Low carbon transition
As the world’s largest coal consumer and emitter of carbon dioxide, the Beijing government’s policies have a significant impact on the global effort to limit climate change.
China’s growing emissions can act as a disincentive for other countries seeking to make the transition to renewable energy, but according to the paper China’s domestic policies to tackle climate change are ambitious and credible, yet poorly understood by the world at large.
“China can develop its influence by informing the world of its plans as its 13th Five-Year Plan is developed,” says the report. “China’s contributions are credible given past performance and do not necessarily have to be expressed in formal treaty terms.”
In a recent interview with RTCC, EU Climate Commissioner Connie Hedegaard told RTCC that “it is of relevance to the whole world when Chinese emissions will peak…It’s clear that the sooner that peak point will be the better.”
Growth of coal is already starting to slow. Figures released in April by the China Coal Industry Association showed that coal production had dropped 1.31% year on year.
Effective planning regulations and a coal tax could help to phase out the fossil fuel, said the Grantham report. Such a tax could potentially raise revenue equivalent to between 7 and 9% of China’s GDP, which could then be invested in low-carbon innovation and infrastructure.
While this could ease some of the pressure of the transition, the paper warns that “achieving these benefits will require major structural changes, with some inevitable dislocation, in the short term.”
But it also comes with clear benefits, including cutting the risk of shocks to the energy supply, reducing pressure on water, and improving air quality.
UN agreement
On Saturday, a high-level agreement between Chinese Premier Li Keqiang and UN Environment Programme (UNEP) chief Achim Steiner showed again that China appears to be serious about cutting its emissions.
UNEP and China agreed to harness their “strengths, capacities and resources” to assist countries in the Global South to tackle climate change. Many of the world’s emerging economies with growing emissions, along with many extremely poor and vulnerable nations, are situated here.

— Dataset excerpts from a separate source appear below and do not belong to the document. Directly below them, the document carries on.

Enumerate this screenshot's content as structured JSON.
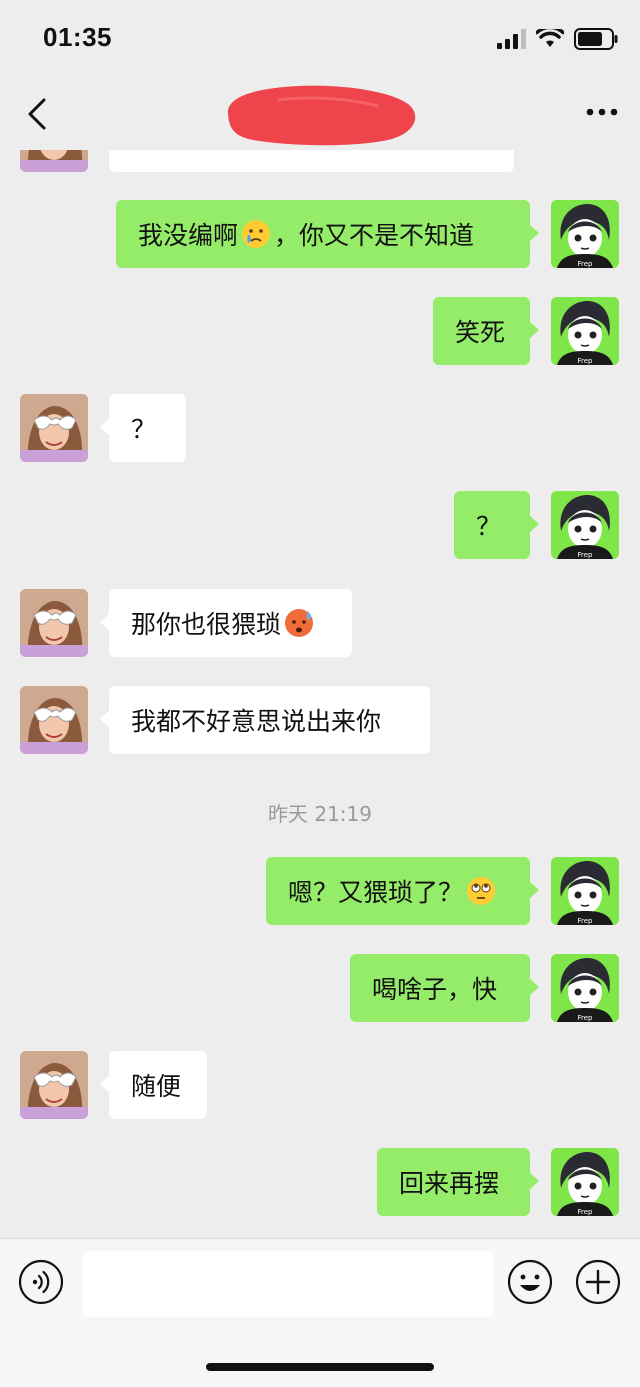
{
  "status_bar": {
    "time": "01:35"
  },
  "nav": {
    "title": ""
  },
  "messages": [
    {
      "sender": "other",
      "text": ""
    },
    {
      "sender": "me",
      "parts": [
        "我没编啊",
        "[emoji:crying-face]",
        "，你又不是不知道"
      ]
    },
    {
      "sender": "me",
      "text": "笑死"
    },
    {
      "sender": "other",
      "text": "？"
    },
    {
      "sender": "me",
      "text": "？"
    },
    {
      "sender": "other",
      "parts": [
        "那你也很猥琐",
        "[emoji:sweat-face]"
      ]
    },
    {
      "sender": "other",
      "text": "我都不好意思说出来你"
    },
    {
      "timestamp": "昨天 21:19"
    },
    {
      "sender": "me",
      "parts": [
        "嗯？又猥琐了？",
        "[emoji:eye-roll-face]"
      ]
    },
    {
      "sender": "me",
      "text": "喝啥子，快"
    },
    {
      "sender": "other",
      "text": "随便"
    },
    {
      "sender": "me",
      "text": "回来再摆"
    }
  ],
  "texts": {
    "m1a": "我没编啊",
    "m1b": "，你又不是不知道",
    "m2": "笑死",
    "m3": "？",
    "m4": "？",
    "m5": "那你也很猥琐",
    "m6": "我都不好意思说出来你",
    "ts": "昨天 21:19",
    "m7": "嗯？又猥琐了？",
    "m8": "喝啥子，快",
    "m9": "随便",
    "m10": "回来再摆"
  },
  "icons": {
    "back": "chevron-left-icon",
    "more": "more-dots-icon",
    "voice": "voice-icon",
    "emoji": "emoji-icon",
    "plus": "plus-icon"
  },
  "colors": {
    "background": "#ededed",
    "my_bubble": "#95ec69",
    "other_bubble": "#ffffff",
    "timestamp": "#9a9a9a",
    "redaction": "#f0444c"
  }
}
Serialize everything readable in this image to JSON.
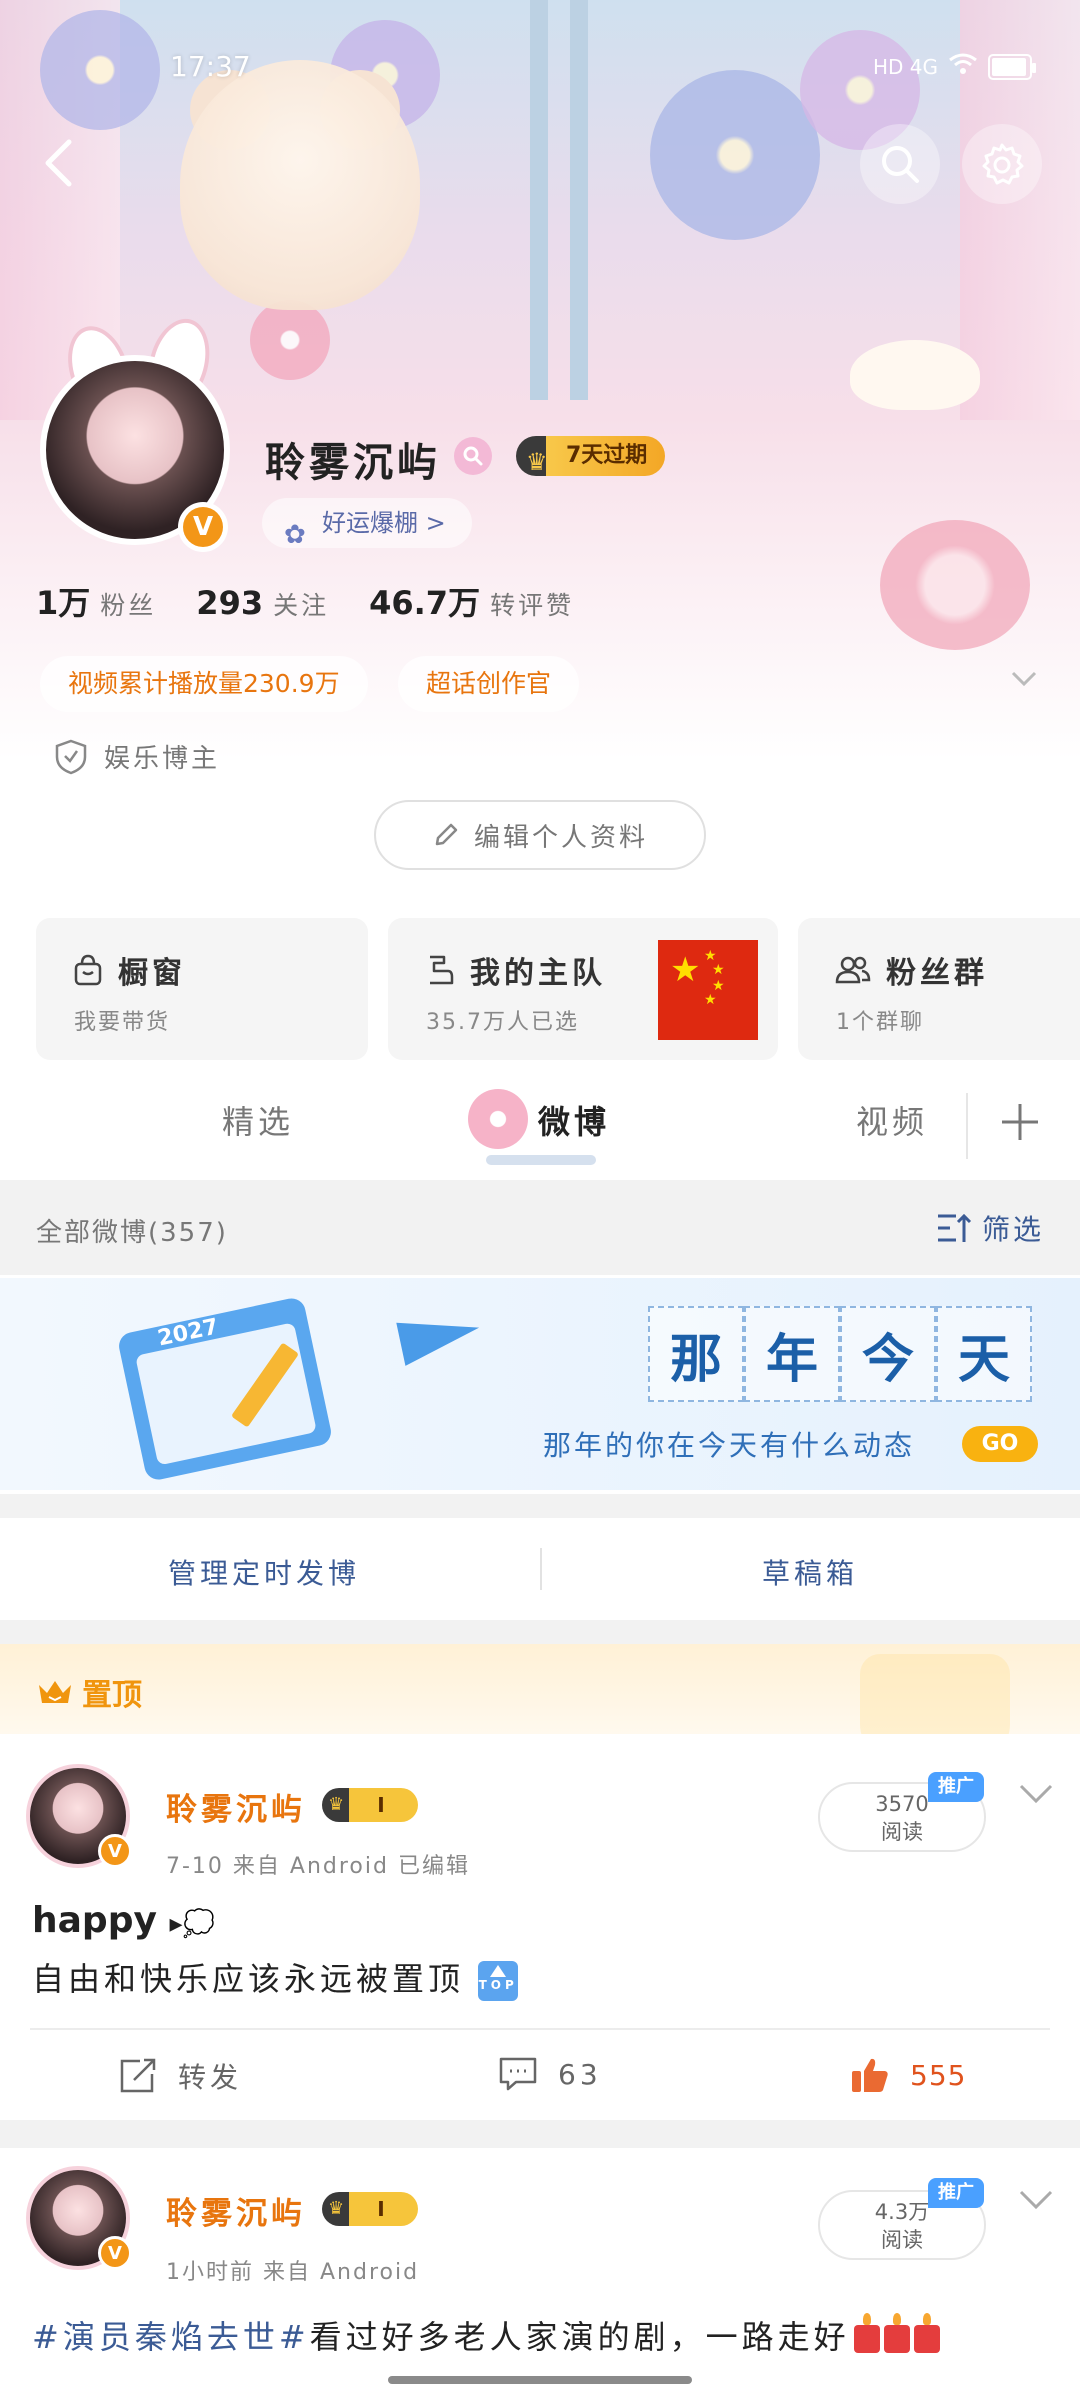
{
  "status_bar": {
    "time": "17:37",
    "network": "HD 4G",
    "battery_level": 0.95
  },
  "profile": {
    "username": "聆雾沉屿",
    "vip_label": "7天过期",
    "luck_label": "好运爆棚 >",
    "stats": [
      {
        "value": "1万",
        "label": "粉丝"
      },
      {
        "value": "293",
        "label": "关注"
      },
      {
        "value": "46.7万",
        "label": "转评赞"
      }
    ],
    "tags": [
      "视频累计播放量230.9万",
      "超话创作官"
    ],
    "identity": "娱乐博主",
    "edit_button": "编辑个人资料"
  },
  "cards": [
    {
      "title": "橱窗",
      "subtitle": "我要带货",
      "icon": "shop-bag-icon"
    },
    {
      "title": "我的主队",
      "subtitle": "35.7万人已选",
      "icon": "team-icon"
    },
    {
      "title": "粉丝群",
      "subtitle": "1个群聊",
      "icon": "group-icon"
    }
  ],
  "tabs": {
    "items": [
      "精选",
      "微博",
      "视频"
    ],
    "active": "微博"
  },
  "all_weibo": {
    "label": "全部微博(357)",
    "filter": "筛选"
  },
  "on_this_day": {
    "chars": [
      "那",
      "年",
      "今",
      "天"
    ],
    "calendar_year": "2027",
    "subtitle": "那年的你在今天有什么动态",
    "go": "GO"
  },
  "manage": {
    "left": "管理定时发博",
    "right": "草稿箱"
  },
  "pinned_label": "置顶",
  "posts": [
    {
      "name": "聆雾沉屿",
      "level": "I",
      "meta": "7-10  来自 Android  已编辑",
      "reads_value": "3570",
      "reads_label": "阅读",
      "promo": "推广",
      "line1": "happy",
      "line2": "自由和快乐应该永远被置顶",
      "top_icon_text": "TOP",
      "repost": "转发",
      "comments": "63",
      "likes": "555"
    },
    {
      "name": "聆雾沉屿",
      "level": "I",
      "meta": "1小时前  来自 Android",
      "reads_value": "4.3万",
      "reads_label": "阅读",
      "promo": "推广",
      "hashtag": "#演员秦焰去世#",
      "text": "看过好多老人家演的剧，一路走好"
    }
  ],
  "colors": {
    "accent_orange": "#e8750e",
    "link_blue": "#3b5b95",
    "like_red": "#e0531d",
    "vip_gold": "#f3a726"
  }
}
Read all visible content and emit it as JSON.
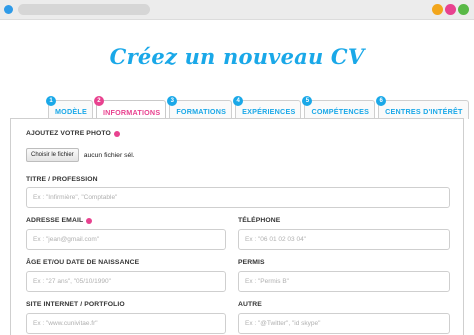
{
  "colors": {
    "tab_text": "#1aa8e8",
    "tab_text_active": "#e8428f",
    "required_dot": "#e8428f",
    "title": "#1aa8e8",
    "window_dots": [
      "#f2a61c",
      "#e8428f",
      "#58b947"
    ],
    "left_dot": "#2f9be8"
  },
  "page": {
    "title": "Créez un nouveau CV"
  },
  "tabs": [
    {
      "number": "1",
      "label": "MODÈLE",
      "color": "#1aa8e8",
      "active": false
    },
    {
      "number": "2",
      "label": "INFORMATIONS",
      "color": "#e8428f",
      "active": true
    },
    {
      "number": "3",
      "label": "FORMATIONS",
      "color": "#1aa8e8",
      "active": false
    },
    {
      "number": "4",
      "label": "EXPÉRIENCES",
      "color": "#1aa8e8",
      "active": false
    },
    {
      "number": "5",
      "label": "COMPÉTENCES",
      "color": "#1aa8e8",
      "active": false
    },
    {
      "number": "6",
      "label": "CENTRES D'INTÉRÊT",
      "color": "#1aa8e8",
      "active": false
    }
  ],
  "form": {
    "photo": {
      "label": "AJOUTEZ VOTRE PHOTO",
      "button": "Choisir le fichier",
      "status": "aucun fichier sél."
    },
    "titre": {
      "label": "TITRE / PROFESSION",
      "placeholder": "Ex : \"Infirmière\", \"Comptable\""
    },
    "email": {
      "label": "ADRESSE EMAIL",
      "placeholder": "Ex : \"jean@gmail.com\""
    },
    "telephone": {
      "label": "TÉLÉPHONE",
      "placeholder": "Ex : \"06 01 02 03 04\""
    },
    "age": {
      "label": "ÂGE ET/OU DATE DE NAISSANCE",
      "placeholder": "Ex : \"27 ans\", \"05/10/1990\""
    },
    "permis": {
      "label": "PERMIS",
      "placeholder": "Ex : \"Permis B\""
    },
    "site": {
      "label": "SITE INTERNET / PORTFOLIO",
      "placeholder": "Ex : \"www.cunivitae.fr\""
    },
    "autre": {
      "label": "AUTRE",
      "placeholder": "Ex : \"@Twitter\", \"id skype\""
    }
  }
}
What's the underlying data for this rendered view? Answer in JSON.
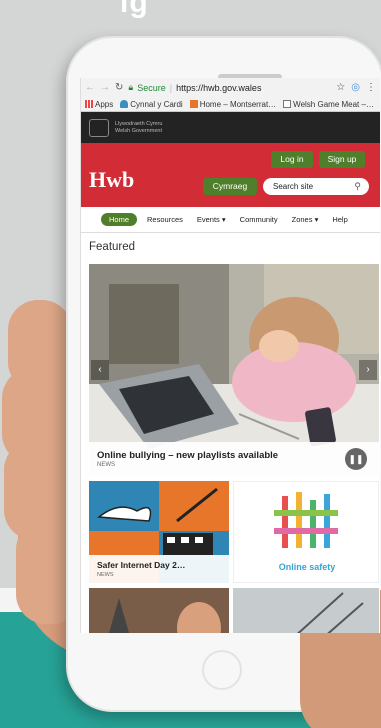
{
  "backdrop": {
    "partial_heading": "ig"
  },
  "browser": {
    "secure_label": "Secure",
    "url": "https://hwb.gov.wales",
    "bookmarks": [
      {
        "label": "Apps",
        "icon": "apps-grid-icon"
      },
      {
        "label": "Cynnal y Cardi",
        "icon": "cloud-icon"
      },
      {
        "label": "Home – Montserrat…",
        "icon": "bookmark-icon"
      },
      {
        "label": "Welsh Game Meat –…",
        "icon": "page-icon"
      }
    ],
    "overflow": "»"
  },
  "gov": {
    "line1": "Llywodraeth Cymru",
    "line2": "Welsh Government"
  },
  "header": {
    "logo": "Hwb",
    "login": "Log in",
    "signup": "Sign up",
    "language": "Cymraeg",
    "search_placeholder": "Search site"
  },
  "nav": {
    "items": [
      "Home",
      "Resources",
      "Events",
      "Community",
      "Zones",
      "Help"
    ],
    "dropdown_marker": "▾"
  },
  "featured": {
    "heading": "Featured"
  },
  "hero": {
    "title": "Online bullying – new playlists available",
    "tag": "NEWS",
    "pause": "❚❚",
    "prev": "‹",
    "next": "›"
  },
  "tiles": [
    {
      "title": "Safer Internet Day 2…",
      "tag": "NEWS"
    },
    {
      "title": "Online safety"
    }
  ],
  "colors": {
    "brand_red": "#d22c36",
    "button_green": "#4f7f2b",
    "teal": "#27a296"
  }
}
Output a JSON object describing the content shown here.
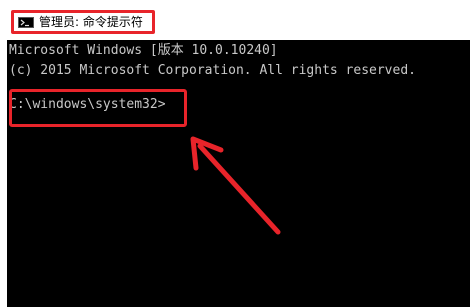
{
  "window": {
    "title": "管理员: 命令提示符",
    "icon": "console-icon"
  },
  "console": {
    "lines": [
      "Microsoft Windows [版本 10.0.10240]",
      "(c) 2015 Microsoft Corporation. All rights reserved.",
      "C:\\windows\\system32>"
    ]
  },
  "annotations": {
    "highlight_color": "#e8242a",
    "console_background": "#000000",
    "console_text_color": "#c8c8c8"
  }
}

Premier Li said, “China would like to continue to collaborate with UNEP to enhance green development and sustainable environmental management. China has contributed US $6 million to the UNEP trust fund and will continue to make contributions to that fund into the future.
“China also wants to enhance communication, cooperation and coordination with UNEP and multilateral environmental agreements in support of global environmental sustainability and action to combat climate change at the national and global levels.”
Steiner said, “This new agreement sends another powerful message that China is committed to combating climate change, not only within its own borders, but across the Global South – and that in doing so, it can count on UNEP’s unflagging support.”
The first ever UN Environment Assembly will be held in Nairobi next month, where government ministers and delegates will discuss a set of Sustainable Development Goals to be adopted in 2015.